Common Model Layers
discrete_diffusion.models.common
Shared model primitives for UNI-D² backbones.
This module centralizes lightweight, backend-agnostic helpers used across multiple backbones (DiT, BlockDiT, Encoder-Decoder). Attention backend selection (flash-attn vs SDPA vs flex) remains in each backbone.
DDiTBlockCausal
Bases: Module
Source code in src/discrete_diffusion/models/common.py
LabelEmbedder
Bases: Module
Embeds class labels into vector representations.
Source code in src/discrete_diffusion/models/common.py
TimestepEmbedder
Bases: Module
Embeds scalar timesteps into vector representations.
Source code in src/discrete_diffusion/models/common.py
apply_rotary_pos_emb(qkv, cos, sin)
In-place rotary application for qkv-packed tensors using flash-attn helper.
Source code in src/discrete_diffusion/models/common.py
apply_rotary_pos_emb_single(vec, cos, sin)
Apply rotary to a single tensor (q or k) with shape (B, S, H, D).
Source code in src/discrete_diffusion/models/common.py
apply_rotary_pos_emb_torchscript(qkv, cos, sin)
TorchScript-friendly rotary application for SDPA/backends without flash-attn.
Expects qkv shaped (B, S, 3, H, D). Returns transformed qkv.
Source code in src/discrete_diffusion/models/common.py
flash_varlen_attention_qkvpacked(qkv, causal=False, dropout_p=0.0)
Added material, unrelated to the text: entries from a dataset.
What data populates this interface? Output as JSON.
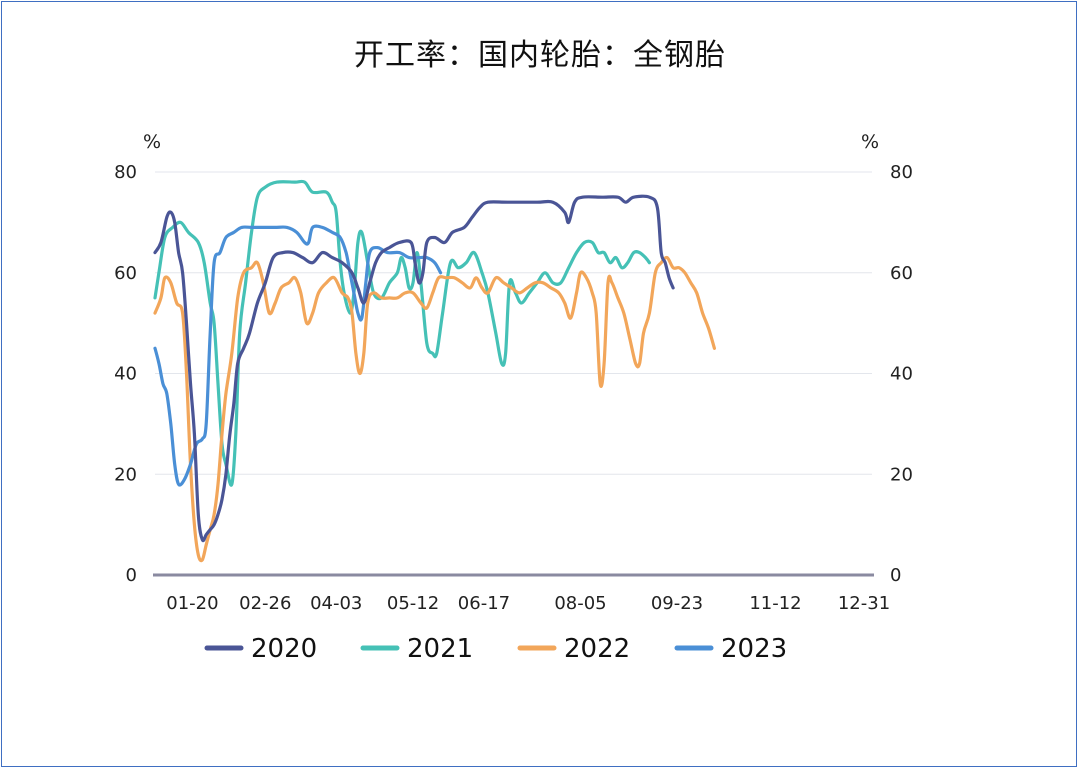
{
  "chart_data": {
    "type": "line",
    "title": "开工率：国内轮胎：全钢胎",
    "y_unit_left": "%",
    "y_unit_right": "%",
    "ylim": [
      0,
      80
    ],
    "y_ticks": [
      "0",
      "20",
      "40",
      "60",
      "80"
    ],
    "x_tick_labels": [
      "01-20",
      "02-26",
      "04-03",
      "05-12",
      "06-17",
      "08-05",
      "09-23",
      "11-12",
      "12-31"
    ],
    "x_tick_days": [
      20,
      57,
      93,
      132,
      168,
      217,
      266,
      316,
      365
    ],
    "grid": true,
    "legend_position": "bottom",
    "colors": {
      "2020": "#4a5596",
      "2021": "#45c1b6",
      "2022": "#f2a65a",
      "2023": "#4a8fd6"
    },
    "series": [
      {
        "name": "2020",
        "color": "#4a5596",
        "points": [
          [
            1,
            64
          ],
          [
            4,
            66
          ],
          [
            7,
            71
          ],
          [
            9,
            72
          ],
          [
            11,
            70
          ],
          [
            13,
            64
          ],
          [
            15,
            60
          ],
          [
            17,
            50
          ],
          [
            19,
            38
          ],
          [
            21,
            28
          ],
          [
            23,
            12
          ],
          [
            25,
            7
          ],
          [
            27,
            8
          ],
          [
            29,
            9
          ],
          [
            31,
            10
          ],
          [
            33,
            12
          ],
          [
            35,
            15
          ],
          [
            37,
            20
          ],
          [
            39,
            28
          ],
          [
            41,
            34
          ],
          [
            43,
            42
          ],
          [
            46,
            45
          ],
          [
            49,
            48
          ],
          [
            53,
            54
          ],
          [
            57,
            58
          ],
          [
            61,
            63
          ],
          [
            66,
            64
          ],
          [
            71,
            64
          ],
          [
            76,
            63
          ],
          [
            81,
            62
          ],
          [
            86,
            64
          ],
          [
            91,
            63
          ],
          [
            96,
            62
          ],
          [
            101,
            60
          ],
          [
            104,
            57
          ],
          [
            107,
            54
          ],
          [
            110,
            58
          ],
          [
            113,
            62
          ],
          [
            116,
            64
          ],
          [
            120,
            65
          ],
          [
            125,
            66
          ],
          [
            131,
            66
          ],
          [
            133,
            62
          ],
          [
            135,
            58
          ],
          [
            137,
            60
          ],
          [
            139,
            66
          ],
          [
            143,
            67
          ],
          [
            148,
            66
          ],
          [
            152,
            68
          ],
          [
            158,
            69
          ],
          [
            162,
            71
          ],
          [
            166,
            73
          ],
          [
            170,
            74
          ],
          [
            180,
            74
          ],
          [
            195,
            74
          ],
          [
            203,
            74
          ],
          [
            209,
            72
          ],
          [
            211,
            70
          ],
          [
            214,
            74
          ],
          [
            218,
            75
          ],
          [
            228,
            75
          ],
          [
            236,
            75
          ],
          [
            240,
            74
          ],
          [
            244,
            75
          ],
          [
            252,
            75
          ],
          [
            256,
            73
          ],
          [
            258,
            64
          ],
          [
            260,
            62
          ],
          [
            262,
            59
          ],
          [
            264,
            57
          ]
        ]
      },
      {
        "name": "2021",
        "color": "#45c1b6",
        "points": [
          [
            1,
            55
          ],
          [
            3,
            60
          ],
          [
            6,
            67
          ],
          [
            10,
            69
          ],
          [
            14,
            70
          ],
          [
            18,
            68
          ],
          [
            23,
            66
          ],
          [
            26,
            62
          ],
          [
            29,
            54
          ],
          [
            31,
            50
          ],
          [
            33,
            38
          ],
          [
            35,
            26
          ],
          [
            37,
            22
          ],
          [
            40,
            18
          ],
          [
            42,
            28
          ],
          [
            44,
            48
          ],
          [
            47,
            58
          ],
          [
            50,
            68
          ],
          [
            53,
            75
          ],
          [
            57,
            77
          ],
          [
            63,
            78
          ],
          [
            72,
            78
          ],
          [
            77,
            78
          ],
          [
            81,
            76
          ],
          [
            88,
            76
          ],
          [
            91,
            74
          ],
          [
            93,
            72
          ],
          [
            95,
            62
          ],
          [
            97,
            56
          ],
          [
            100,
            52
          ],
          [
            102,
            56
          ],
          [
            104,
            66
          ],
          [
            106,
            68
          ],
          [
            109,
            62
          ],
          [
            112,
            56
          ],
          [
            116,
            55
          ],
          [
            120,
            58
          ],
          [
            124,
            60
          ],
          [
            126,
            63
          ],
          [
            128,
            61
          ],
          [
            130,
            57
          ],
          [
            132,
            58
          ],
          [
            134,
            64
          ],
          [
            136,
            58
          ],
          [
            139,
            46
          ],
          [
            142,
            44
          ],
          [
            144,
            44
          ],
          [
            147,
            52
          ],
          [
            151,
            62
          ],
          [
            155,
            61
          ],
          [
            159,
            62
          ],
          [
            163,
            64
          ],
          [
            167,
            60
          ],
          [
            170,
            56
          ],
          [
            174,
            48
          ],
          [
            177,
            42
          ],
          [
            179,
            44
          ],
          [
            181,
            58
          ],
          [
            184,
            56
          ],
          [
            187,
            54
          ],
          [
            191,
            56
          ],
          [
            195,
            58
          ],
          [
            199,
            60
          ],
          [
            203,
            58
          ],
          [
            207,
            58
          ],
          [
            211,
            61
          ],
          [
            215,
            64
          ],
          [
            219,
            66
          ],
          [
            223,
            66
          ],
          [
            226,
            64
          ],
          [
            229,
            64
          ],
          [
            232,
            62
          ],
          [
            235,
            63
          ],
          [
            238,
            61
          ],
          [
            241,
            62
          ],
          [
            244,
            64
          ],
          [
            247,
            64
          ],
          [
            250,
            63
          ],
          [
            252,
            62
          ]
        ]
      },
      {
        "name": "2022",
        "color": "#f2a65a",
        "points": [
          [
            1,
            52
          ],
          [
            4,
            55
          ],
          [
            6,
            59
          ],
          [
            9,
            58
          ],
          [
            12,
            54
          ],
          [
            15,
            52
          ],
          [
            17,
            40
          ],
          [
            19,
            22
          ],
          [
            21,
            10
          ],
          [
            23,
            4
          ],
          [
            25,
            3
          ],
          [
            27,
            6
          ],
          [
            29,
            9
          ],
          [
            31,
            12
          ],
          [
            33,
            18
          ],
          [
            35,
            28
          ],
          [
            37,
            36
          ],
          [
            40,
            44
          ],
          [
            43,
            55
          ],
          [
            46,
            60
          ],
          [
            50,
            61
          ],
          [
            53,
            62
          ],
          [
            56,
            58
          ],
          [
            59,
            52
          ],
          [
            62,
            54
          ],
          [
            65,
            57
          ],
          [
            69,
            58
          ],
          [
            72,
            59
          ],
          [
            75,
            56
          ],
          [
            78,
            50
          ],
          [
            81,
            52
          ],
          [
            84,
            56
          ],
          [
            88,
            58
          ],
          [
            92,
            59
          ],
          [
            96,
            56
          ],
          [
            99,
            55
          ],
          [
            101,
            52
          ],
          [
            103,
            44
          ],
          [
            105,
            40
          ],
          [
            107,
            44
          ],
          [
            109,
            54
          ],
          [
            112,
            56
          ],
          [
            116,
            55
          ],
          [
            120,
            55
          ],
          [
            124,
            55
          ],
          [
            128,
            56
          ],
          [
            132,
            56
          ],
          [
            136,
            54
          ],
          [
            139,
            53
          ],
          [
            142,
            56
          ],
          [
            145,
            59
          ],
          [
            149,
            59
          ],
          [
            153,
            59
          ],
          [
            157,
            58
          ],
          [
            161,
            57
          ],
          [
            164,
            59
          ],
          [
            167,
            57
          ],
          [
            170,
            56
          ],
          [
            174,
            59
          ],
          [
            178,
            58
          ],
          [
            182,
            57
          ],
          [
            186,
            56
          ],
          [
            190,
            57
          ],
          [
            194,
            58
          ],
          [
            198,
            58
          ],
          [
            202,
            57
          ],
          [
            206,
            56
          ],
          [
            209,
            54
          ],
          [
            212,
            51
          ],
          [
            215,
            56
          ],
          [
            217,
            60
          ],
          [
            220,
            59
          ],
          [
            223,
            56
          ],
          [
            225,
            52
          ],
          [
            227,
            38
          ],
          [
            229,
            42
          ],
          [
            231,
            58
          ],
          [
            233,
            58
          ],
          [
            236,
            55
          ],
          [
            239,
            52
          ],
          [
            242,
            47
          ],
          [
            245,
            42
          ],
          [
            247,
            42
          ],
          [
            249,
            48
          ],
          [
            252,
            52
          ],
          [
            255,
            60
          ],
          [
            258,
            62
          ],
          [
            261,
            63
          ],
          [
            264,
            61
          ],
          [
            267,
            61
          ],
          [
            270,
            60
          ],
          [
            273,
            58
          ],
          [
            276,
            56
          ],
          [
            279,
            52
          ],
          [
            282,
            49
          ],
          [
            285,
            45
          ]
        ]
      },
      {
        "name": "2023",
        "color": "#4a8fd6",
        "points": [
          [
            1,
            45
          ],
          [
            3,
            42
          ],
          [
            5,
            38
          ],
          [
            7,
            36
          ],
          [
            9,
            30
          ],
          [
            11,
            22
          ],
          [
            13,
            18
          ],
          [
            16,
            19
          ],
          [
            19,
            22
          ],
          [
            22,
            26
          ],
          [
            25,
            27
          ],
          [
            27,
            30
          ],
          [
            29,
            48
          ],
          [
            31,
            62
          ],
          [
            34,
            64
          ],
          [
            37,
            67
          ],
          [
            41,
            68
          ],
          [
            45,
            69
          ],
          [
            50,
            69
          ],
          [
            56,
            69
          ],
          [
            62,
            69
          ],
          [
            68,
            69
          ],
          [
            73,
            68
          ],
          [
            77,
            66
          ],
          [
            79,
            66
          ],
          [
            81,
            69
          ],
          [
            86,
            69
          ],
          [
            91,
            68
          ],
          [
            95,
            67
          ],
          [
            98,
            64
          ],
          [
            100,
            60
          ],
          [
            102,
            56
          ],
          [
            104,
            52
          ],
          [
            106,
            51
          ],
          [
            108,
            58
          ],
          [
            110,
            64
          ],
          [
            114,
            65
          ],
          [
            119,
            64
          ],
          [
            125,
            64
          ],
          [
            130,
            63
          ],
          [
            135,
            63
          ],
          [
            139,
            63
          ],
          [
            143,
            62
          ],
          [
            146,
            60
          ]
        ]
      }
    ]
  },
  "legend": [
    {
      "label": "2020",
      "color": "#4a5596"
    },
    {
      "label": "2021",
      "color": "#45c1b6"
    },
    {
      "label": "2022",
      "color": "#f2a65a"
    },
    {
      "label": "2023",
      "color": "#4a8fd6"
    }
  ]
}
FlashAttention varlen over packed qkv.
Parameters:
| Name | Type | Description | Default |
|---|---|---|---|
qkv
|
Tensor
|
Tensor shaped (B, S, 3, H, D) |
required |
causal
|
bool
|
Whether to apply causal masking. |
False
|
dropout_p
|
float
|
Dropout probability (kept for parity; 0.0 for inference/eval). |
0.0
|
Returns:
| Type | Description |
|---|---|
Tensor
|
Tensor shaped (B, S, H*D) |
Source code in src/discrete_diffusion/models/common.py
residual_linear(x, W, x_skip, residual_scale)
Compute x_skip + residual_scale * (W @ x) efficiently via addmm.
Shapes
- x: (..., dim_in)
- W: (dim_out, dim_in)
- returns: (..., dim_out)
Source code in src/discrete_diffusion/models/common.py
sdpa_attention(q, k, v, attn_mask=None, causal=False, dropout_p=0.0, scale=None)
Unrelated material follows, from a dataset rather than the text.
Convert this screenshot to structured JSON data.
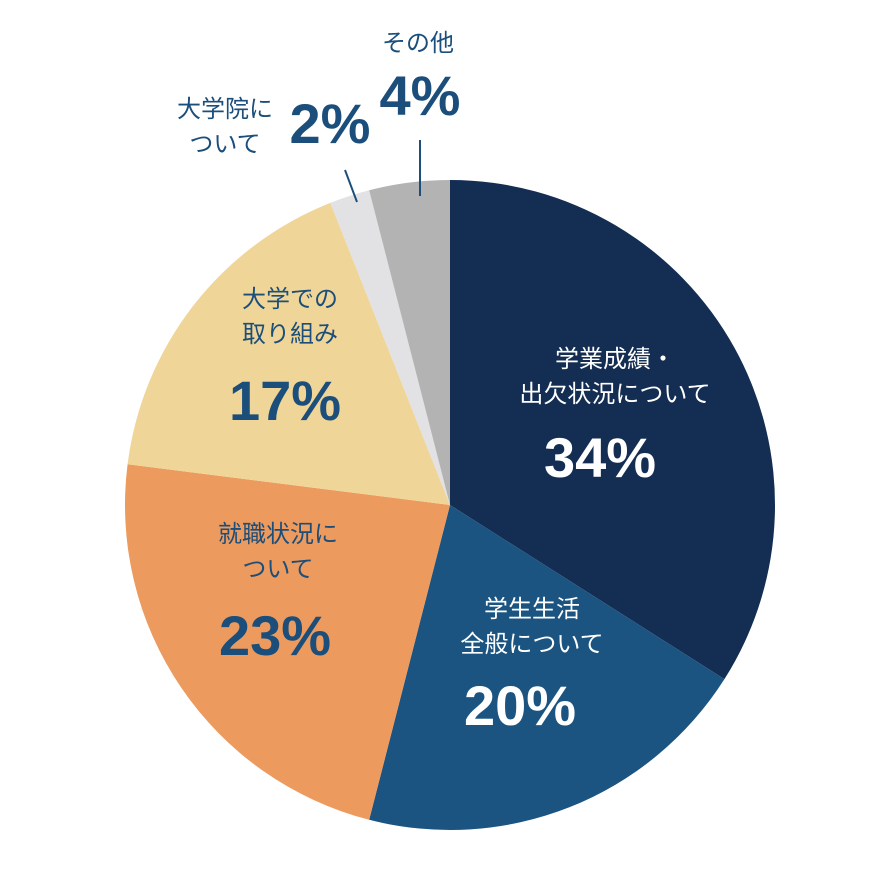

Scaled dot-product attention over packed heads using torch SDPA.
Parameters:
| Name | Type | Description | Default |
|---|---|---|---|
q, k, v
|
Tensors shaped (B, S, H, D) |
required | |
attn_mask
|
Optional[Tensor]
|
Optional mask shaped (B, S, S) or broadcastable. |
None
|
causal
|
bool
|
Whether to use causal masking. |
False
|
dropout_p
|
float
|
Dropout probability (training only; kept for API parity). |
0.0
|
scale
|
Optional[float]
|
Optional scale override (1/sqrt(D)). |
None
|
Returns:
| Type | Description |
|---|---|
Tensor
|
Tensor shaped (B, S, H*D) (flattened heads for downstream linear). |
Source code in src/discrete_diffusion/models/common.py
sdpa_attention_masked(q, k, v, attn_mask, causal=False)
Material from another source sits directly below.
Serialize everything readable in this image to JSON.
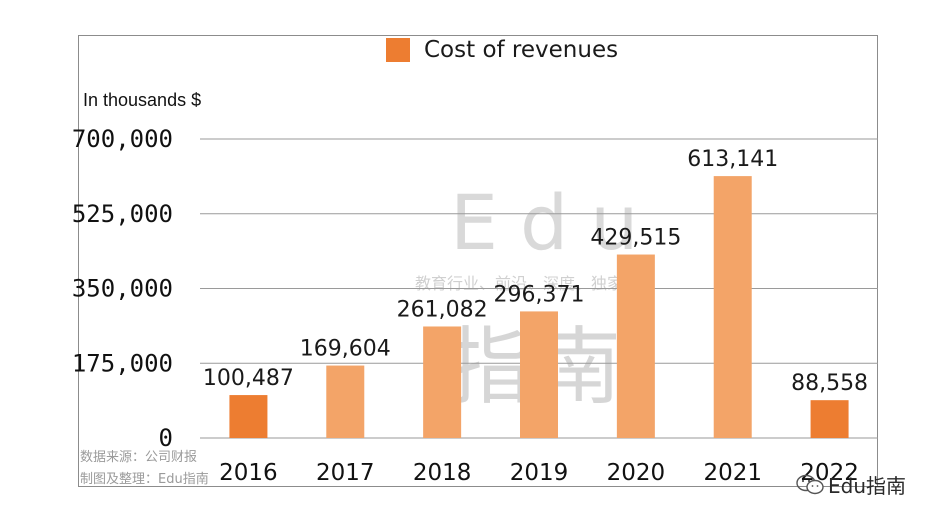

Convenience wrapper for masked SDPA returning (B,S,H*D).
Source code in src/discrete_diffusion/models/common.py
sdpa_attention_unmasked(q, k, v)
Convenience wrapper for unmasked SDPA returning (B,S,H*D).
Source code in src/discrete_diffusion/models/common.py
split_and_apply_rotary_pos_emb(qkv, rotary_cos_sin)
Apply rotary to q,k slices of packed qkv.
Expects qkv shaped (B, S, 3, H, D). Returns (q, k, v) with shapes (B, S, H, D), (B, S, H, D), (B, S, H, D).